Saturday, May 16, 2009
Caste and Realized, Systems and Siva--The Destroyer, If'n Ya Didn't Know
Kali, righteous wrathful bisatch who kills thousands of demons with one swath of her blade. She is Hara's consort (er, one form of Great Goddess who happens to be Siva's woman)
(Two Seikh warriors--dunno why I put this picture here, except that it kinda looks cool . . .)
Often when I talk highly of the traditions of India in conversations--specifically, in my intentions at least, with reference to certain specific tantric perspectives--I am often taken to task to justify the caste system.
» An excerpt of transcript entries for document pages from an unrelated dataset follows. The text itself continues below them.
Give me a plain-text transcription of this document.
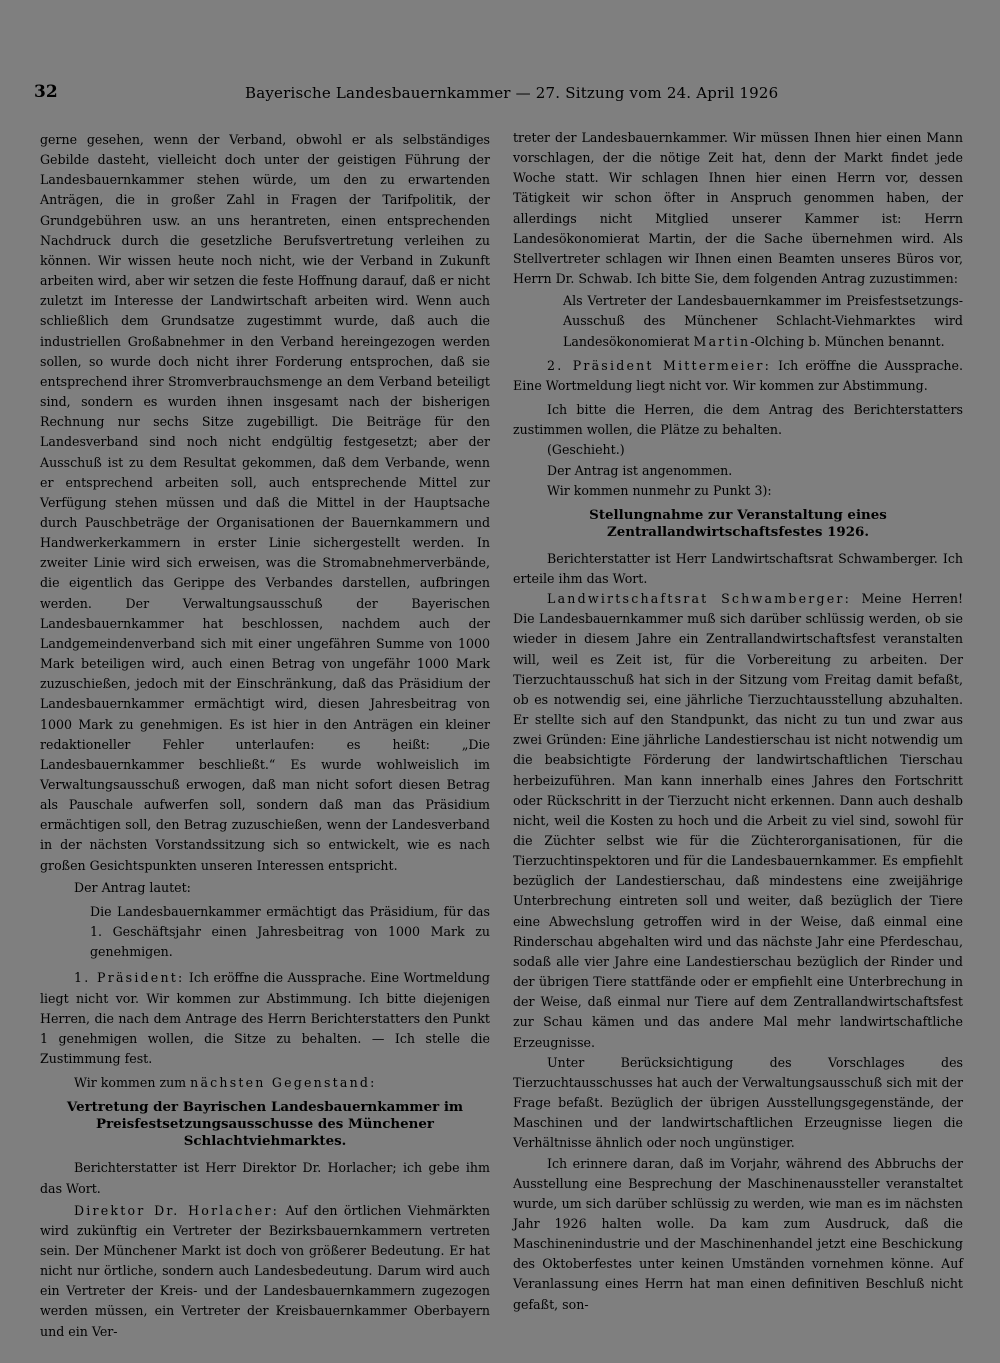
32	Bayerische Landesbauernkammer — 27. Sitzung vom 24. April 1926

gerne gesehen, wenn der Verband, obwohl er als selbständiges Gebilde dasteht, vielleicht doch unter der geistigen Führung der Landesbauernkammer stehen würde, um den zu erwartenden Anträgen, die in großer Zahl in Fragen der Tarifpolitik, der Grundgebühren usw. an uns herantreten, einen entsprechenden Nachdruck durch die gesetzliche Berufsvertretung verleihen zu können. Wir wissen heute noch nicht, wie der Verband in Zukunft arbeiten wird, aber wir setzen die feste Hoffnung darauf, daß er nicht zuletzt im Interesse der Landwirtschaft arbeiten wird. Wenn auch schließlich dem Grundsatze zugestimmt wurde, daß auch die industriellen Großabnehmer in den Verband hereingezogen werden sollen, so wurde doch nicht ihrer Forderung entsprochen, daß sie entsprechend ihrer Stromverbrauchsmenge an dem Verband beteiligt sind, sondern es wurden ihnen insgesamt nach der bisherigen Rechnung nur sechs Sitze zugebilligt. Die Beiträge für den Landesverband sind noch nicht endgültig festgesetzt; aber der Ausschuß ist zu dem Resultat gekommen, daß dem Verbande, wenn er entsprechend arbeiten soll, auch entsprechende Mittel zur Verfügung stehen müssen und daß die Mittel in der Hauptsache durch Pauschbeträge der Organisationen der Bauernkammern und Handwerkerkammern in erster Linie sichergestellt werden. In zweiter Linie wird sich erweisen, was die Stromabnehmerverbände, die eigentlich das Gerippe des Verbandes darstellen, aufbringen werden. Der Verwaltungsausschuß der Bayerischen Landesbauernkammer hat beschlossen, nachdem auch der Landgemeindenverband sich mit einer ungefähren Summe von 1000 Mark beteiligen wird, auch einen Betrag von ungefähr 1000 Mark zuzuschießen, jedoch mit der Einschränkung, daß das Präsidium der Landesbauernkammer ermächtigt wird, diesen Jahresbeitrag von 1000 Mark zu genehmigen. Es ist hier in den Anträgen ein kleiner redaktioneller Fehler unterlaufen: es heißt: „Die Landesbauernkammer beschließt.“ Es wurde wohlweislich im Verwaltungsausschuß erwogen, daß man nicht sofort diesen Betrag als Pauschale aufwerfen soll, sondern daß man das Präsidium ermächtigen soll, den Betrag zuzuschießen, wenn der Landesverband in der nächsten Vorstandssitzung sich so entwickelt, wie es nach großen Gesichtspunkten unseren Interessen entspricht.

Der Antrag lautet:

Die Landesbauernkammer ermächtigt das Präsidium, für das 1. Geschäftsjahr einen Jahresbeitrag von 1000 Mark zu genehmigen.

1. Präsident: Ich eröffne die Aussprache. Eine Wortmeldung liegt nicht vor. Wir kommen zur Abstimmung. Ich bitte diejenigen Herren, die nach dem Antrage des Herrn Berichterstatters den Punkt 1 genehmigen wollen, die Sitze zu behalten. — Ich stelle die Zustimmung fest.

Wir kommen zum nächsten Gegenstand:

Vertretung der Bayrischen Landesbauernkammer im Preisfestsetzungsausschusse des Münchener Schlachtviehmarktes.

Berichterstatter ist Herr Direktor Dr. Horlacher; ich gebe ihm das Wort.

Direktor Dr. Horlacher: Auf den örtlichen Viehmärkten wird zukünftig ein Vertreter der Bezirksbauernkammern vertreten sein. Der Münchener Markt ist doch von größerer Bedeutung. Er hat nicht nur örtliche, sondern auch Landesbedeutung. Darum wird auch ein Vertreter der Kreis- und der Landesbauernkammern zugezogen werden müssen, ein Vertreter der Kreisbauernkammer Oberbayern und ein Ver-

treter der Landesbauernkammer. Wir müssen Ihnen hier einen Mann vorschlagen, der die nötige Zeit hat, denn der Markt findet jede Woche statt. Wir schlagen Ihnen hier einen Herrn vor, dessen Tätigkeit wir schon öfter in Anspruch genommen haben, der allerdings nicht Mitglied unserer Kammer ist: Herrn Landesökonomierat Martin, der die Sache übernehmen wird. Als Stellvertreter schlagen wir Ihnen einen Beamten unseres Büros vor, Herrn Dr. Schwab. Ich bitte Sie, dem folgenden Antrag zuzustimmen:

Als Vertreter der Landesbauernkammer im Preisfestsetzungs-Ausschuß des Münchener Schlacht-Viehmarktes wird Landesökonomierat Martin-Olching b. München benannt.

2. Präsident Mittermeier: Ich eröffne die Aussprache. Eine Wortmeldung liegt nicht vor. Wir kommen zur Abstimmung.

Ich bitte die Herren, die dem Antrag des Berichterstatters zustimmen wollen, die Plätze zu behalten.

(Geschieht.)

Der Antrag ist angenommen.

Wir kommen nunmehr zu Punkt 3):

Stellungnahme zur Veranstaltung eines Zentrallandwirtschaftsfestes 1926.

Berichterstatter ist Herr Landwirtschaftsrat Schwamberger. Ich erteile ihm das Wort.

Landwirtschaftsrat Schwamberger: Meine Herren! Die Landesbauernkammer muß sich darüber schlüssig werden, ob sie wieder in diesem Jahre ein Zentrallandwirtschaftsfest veranstalten will, weil es Zeit ist, für die Vorbereitung zu arbeiten. Der Tierzuchtausschuß hat sich in der Sitzung vom Freitag damit befaßt, ob es notwendig sei, eine jährliche Tierzuchtausstellung abzuhalten. Er stellte sich auf den Standpunkt, das nicht zu tun und zwar aus zwei Gründen: Eine jährliche Landestierschau ist nicht notwendig um die beabsichtigte Förderung der landwirtschaftlichen Tierschau herbeizuführen. Man kann innerhalb eines Jahres den Fortschritt oder Rückschritt in der Tierzucht nicht erkennen. Dann auch deshalb nicht, weil die Kosten zu hoch und die Arbeit zu viel sind, sowohl für die Züchter selbst wie für die Züchterorganisationen, für die Tierzuchtinspektoren und für die Landesbauernkammer. Es empfiehlt bezüglich der Landestierschau, daß mindestens eine zweijährige Unterbrechung eintreten soll und weiter, daß bezüglich der Tiere eine Abwechslung getroffen wird in der Weise, daß einmal eine Rinderschau abgehalten wird und das nächste Jahr eine Pferdeschau, sodaß alle vier Jahre eine Landestierschau bezüglich der Rinder und der übrigen Tiere stattfände oder er empfiehlt eine Unterbrechung in der Weise, daß einmal nur Tiere auf dem Zentrallandwirtschaftsfest zur Schau kämen und das andere Mal mehr landwirtschaftliche Erzeugnisse.

Unter Berücksichtigung des Vorschlages des Tierzuchtausschusses hat auch der Verwaltungsausschuß sich mit der Frage befaßt. Bezüglich der übrigen Ausstellungsgegenstände, der Maschinen und der landwirtschaftlichen Erzeugnisse liegen die Verhältnisse ähnlich oder noch ungünstiger.

Ich erinnere daran, daß im Vorjahr, während des Abbruchs der Ausstellung eine Besprechung der Maschinenaussteller veranstaltet wurde, um sich darüber schlüssig zu werden, wie man es im nächsten Jahr 1926 halten wolle. Da kam zum Ausdruck, daß die Maschinenindustrie und der Maschinenhandel jetzt eine Beschickung des Oktoberfestes unter keinen Umständen vornehmen könne. Auf Veranlassung eines Herrn hat man einen definitiven Beschluß nicht gefaßt, son-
Though I do not always mention that Saivism is generally opposed to--and various Sivite groups have historically and often revolted against--the falsely measured controls of the caste system, I usually do mention the ideal of the caste system is that reincarnation, or rebirth after death in cycles of samsara, actually works justly and according to the perfect harmony of the universe, with perfectly measured dharma, etc. Still, for the record, if I am beholden to a tradition in India--the mother and father land of so many dispersed traditions--it would be to Saivism and tantra and thus in tune with a bunch not so cozy with castigation and prejudice.
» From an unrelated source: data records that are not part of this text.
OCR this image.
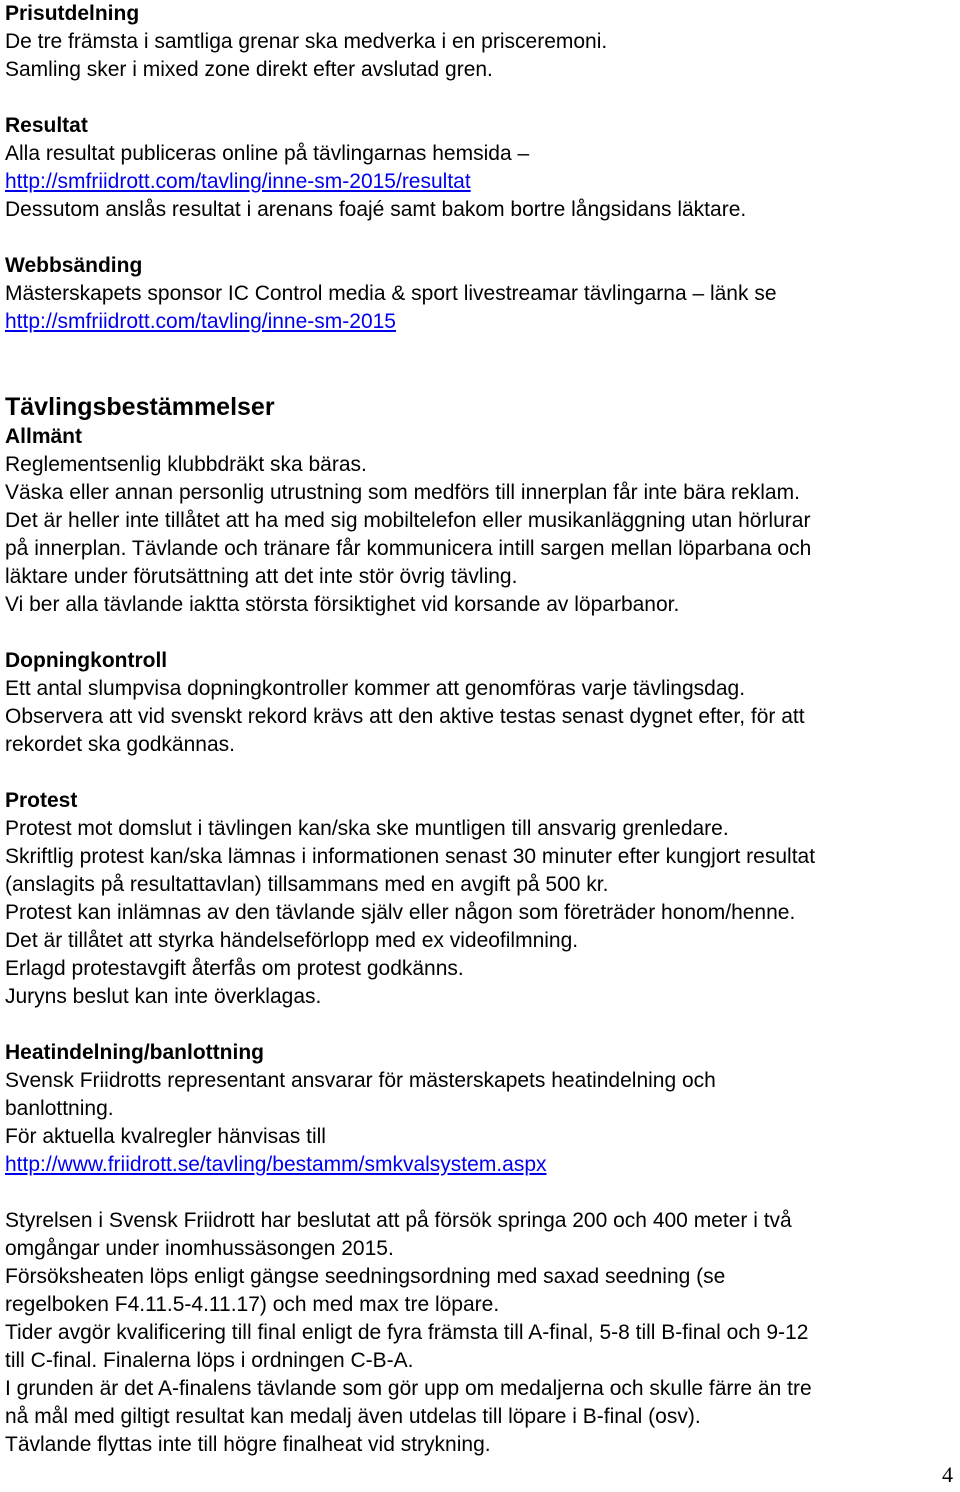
Prisutdelning
De tre främsta i samtliga grenar ska medverka i en prisceremoni.
Samling sker i mixed zone direkt efter avslutad gren.
Resultat
Alla resultat publiceras online på tävlingarnas hemsida –
http://smfriidrott.com/tavling/inne-sm-2015/resultat
Dessutom anslås resultat i arenans foajé samt bakom bortre långsidans läktare.
Webbsänding
Mästerskapets sponsor IC Control media & sport livestreamar tävlingarna – länk se
http://smfriidrott.com/tavling/inne-sm-2015
Tävlingsbestämmelser
Allmänt
Reglementsenlig klubbdräkt ska bäras.
Väska eller annan personlig utrustning som medförs till innerplan får inte bära reklam.
Det är heller inte tillåtet att ha med sig mobiltelefon eller musikanläggning utan hörlurar
på innerplan. Tävlande och tränare får kommunicera intill sargen mellan löparbana och
läktare under förutsättning att det inte stör övrig tävling.
Vi ber alla tävlande iaktta största försiktighet vid korsande av löparbanor.
Dopningkontroll
Ett antal slumpvisa dopningkontroller kommer att genomföras varje tävlingsdag.
Observera att vid svenskt rekord krävs att den aktive testas senast dygnet efter, för att
rekordet ska godkännas.
Protest
Protest mot domslut i tävlingen kan/ska ske muntligen till ansvarig grenledare.
Skriftlig protest kan/ska lämnas i informationen senast 30 minuter efter kungjort resultat
(anslagits på resultattavlan) tillsammans med en avgift på 500 kr.
Protest kan inlämnas av den tävlande själv eller någon som företräder honom/henne.
Det är tillåtet att styrka händelseförlopp med ex videofilmning.
Erlagd protestavgift återfås om protest godkänns.
Juryns beslut kan inte överklagas.
Heatindelning/banlottning
Svensk Friidrotts representant ansvarar för mästerskapets heatindelning och
banlottning.
För aktuella kvalregler hänvisas till
http://www.friidrott.se/tavling/bestamm/smkvalsystem.aspx
Styrelsen i Svensk Friidrott har beslutat att på försök springa 200 och 400 meter i två
omgångar under inomhussäsongen 2015.
Försöksheaten löps enligt gängse seedningsordning med saxad seedning (se
regelboken F4.11.5-4.11.17) och med max tre löpare.
Tider avgör kvalificering till final enligt de fyra främsta till A-final, 5-8 till B-final och 9-12
till C-final. Finalerna löps i ordningen C-B-A.
I grunden är det A-finalens tävlande som gör upp om medaljerna och skulle färre än tre
nå mål med giltigt resultat kan medalj även utdelas till löpare i B-final (osv).
Tävlande flyttas inte till högre finalheat vid strykning.
4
One group of tantricas called the kaulikas with little violence seized power from the high caste, and inverted norms by treating the high born as if untouchables, with no repurcussions. This revolt, and others like this fomented by various wild and crazy naked forest dwellers, was a non-violent overthrow of the "powers that be." The high caste folks were made to realize they were indeed beholden to even the supposedly "lowest-born" of society.
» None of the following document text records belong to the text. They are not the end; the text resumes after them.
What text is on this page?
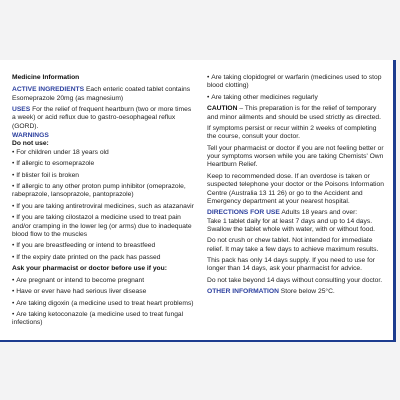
Medicine Information

ACTIVE INGREDIENTS Each enteric coated tablet contains Esomeprazole 20mg (as magnesium)

USES For the relief of frequent heartburn (two or more times a week) or acid reflux due to gastro-oesophageal reflux (GORD).

WARNINGS

Do not use:

• For children under 18 years old

• If allergic to esomeprazole

• If blister foil is broken

• If allergic to any other proton pump inhibitor (omeprazole, rabeprazole, lansoprazole, pantoprazole)

• If you are taking antiretroviral medicines, such as atazanavir

• If you are taking cilostazol a medicine used to treat pain and/or cramping in the lower leg (or arms) due to inadequate blood flow to the muscles

• If you are breastfeeding or intend to breastfeed

• If the expiry date printed on the pack has passed

Ask your pharmacist or doctor before use if you:

• Are pregnant or intend to become pregnant

• Have or ever have had serious liver disease

• Are taking digoxin (a medicine used to treat heart problems)

• Are taking ketoconazole (a medicine used to treat fungal infections)

• Are taking clopidogrel or warfarin (medicines used to stop blood clotting)

• Are taking other medicines regularly

CAUTION – This preparation is for the relief of temporary and minor ailments and should be used strictly as directed.

If symptoms persist or recur within 2 weeks of completing the course, consult your doctor.

Tell your pharmacist or doctor if you are not feeling better or your symptoms worsen while you are taking Chemists' Own Heartburn Relief.

Keep to recommended dose. If an overdose is taken or suspected telephone your doctor or the Poisons Information Centre (Australia 13 11 26) or go to the Accident and Emergency department at your nearest hospital.

DIRECTIONS FOR USE Adults 18 years and over:

Take 1 tablet daily for at least 7 days and up to 14 days.

Swallow the tablet whole with water, with or without food.

Do not crush or chew tablet. Not intended for immediate relief. It may take a few days to achieve maximum results.

This pack has only 14 days supply. If you need to use for longer than 14 days, ask your pharmacist for advice.

Do not take beyond 14 days without consulting your doctor.

OTHER INFORMATION Store below 25°C.
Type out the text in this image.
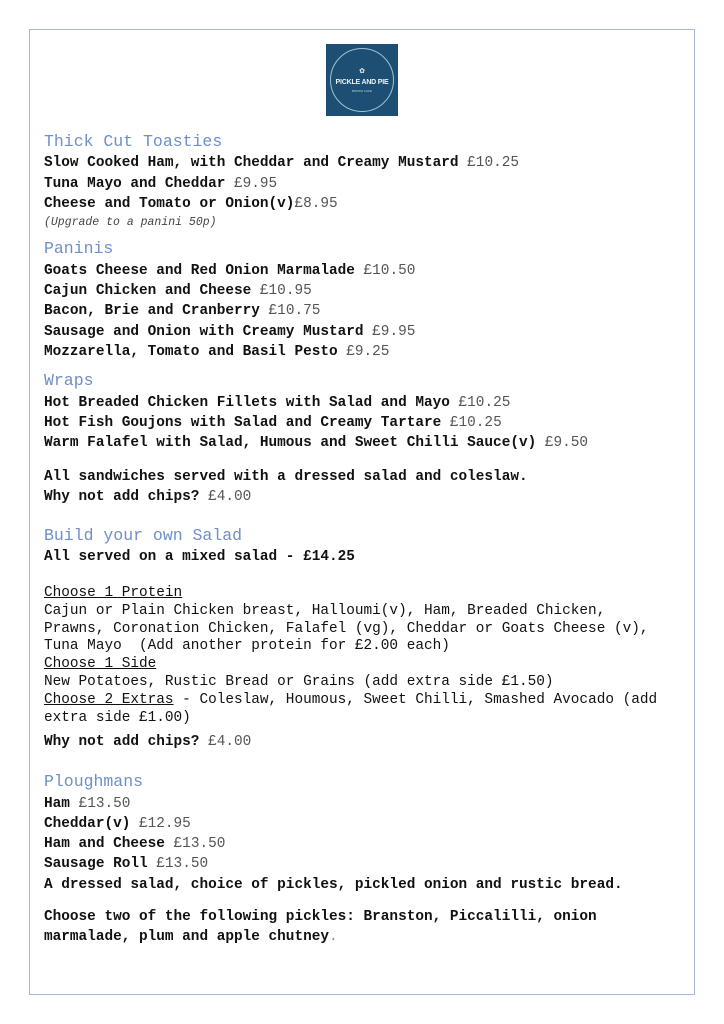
✿
PICKLE AND PIE
BISTRO CAFE
Thick Cut Toasties
Slow Cooked Ham, with Cheddar and Creamy Mustard £10.25
Tuna Mayo and Cheddar £9.95
Cheese and Tomato or Onion(v)£8.95
(Upgrade to a panini 50p)
Paninis
Goats Cheese and Red Onion Marmalade £10.50
Cajun Chicken and Cheese £10.95
Bacon, Brie and Cranberry £10.75
Sausage and Onion with Creamy Mustard £9.95
Mozzarella, Tomato and Basil Pesto £9.25
Wraps
Hot Breaded Chicken Fillets with Salad and Mayo £10.25
Hot Fish Goujons with Salad and Creamy Tartare £10.25
Warm Falafel with Salad, Humous and Sweet Chilli Sauce(v) £9.50
All sandwiches served with a dressed salad and coleslaw.
Why not add chips? £4.00
Build your own Salad
All served on a mixed salad - £14.25
Choose 1 Protein
Cajun or Plain Chicken breast, Halloumi(v), Ham, Breaded Chicken,
Prawns, Coronation Chicken, Falafel (vg), Cheddar or Goats Cheese (v),
Tuna Mayo  (Add another protein for £2.00 each)
Choose 1 Side
New Potatoes, Rustic Bread or Grains (add extra side £1.50)
Choose 2 Extras - Coleslaw, Houmous, Sweet Chilli, Smashed Avocado (add
extra side £1.00)
Why not add chips? £4.00
Ploughmans
Ham £13.50
Cheddar(v) £12.95
Ham and Cheese £13.50
Sausage Roll £13.50
A dressed salad, choice of pickles, pickled onion and rustic bread.
Choose two of the following pickles: Branston, Piccalilli, onion
marmalade, plum and apple chutney.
This carnivalesque inversion turned their version of ritualized "carnivale days" into the rule of the day during this group's visible prominence centuries ago. The previously high holies got a taste of thier own medicine, as those they would once have been expected to shun were shunning them, those who they would not touch now eschewing the touch of the brahmins, high-born brought low.
Imagine the egalitarianism of Mardi Gras more than respresenting or symbolically playing out the inversions of rich and poor, revered and reviled in previously held socio-economic orderings. Imagine everyday normative social hierarchies reversed, and taking hold in the other weeks of the year. This is what the kaulikas accomplished, to the degree that high caste officials had to consult the kaulikas before official actions, and were bound by the kaulikas censure. High born to some degree in subserviance to the poor.
This is more the "Hindu" tradition I'm diggin' than the one arbitrarily limits social mobility by anachronistic castes--yeah, I s'pose I'd be a dilettante revolutionary there too.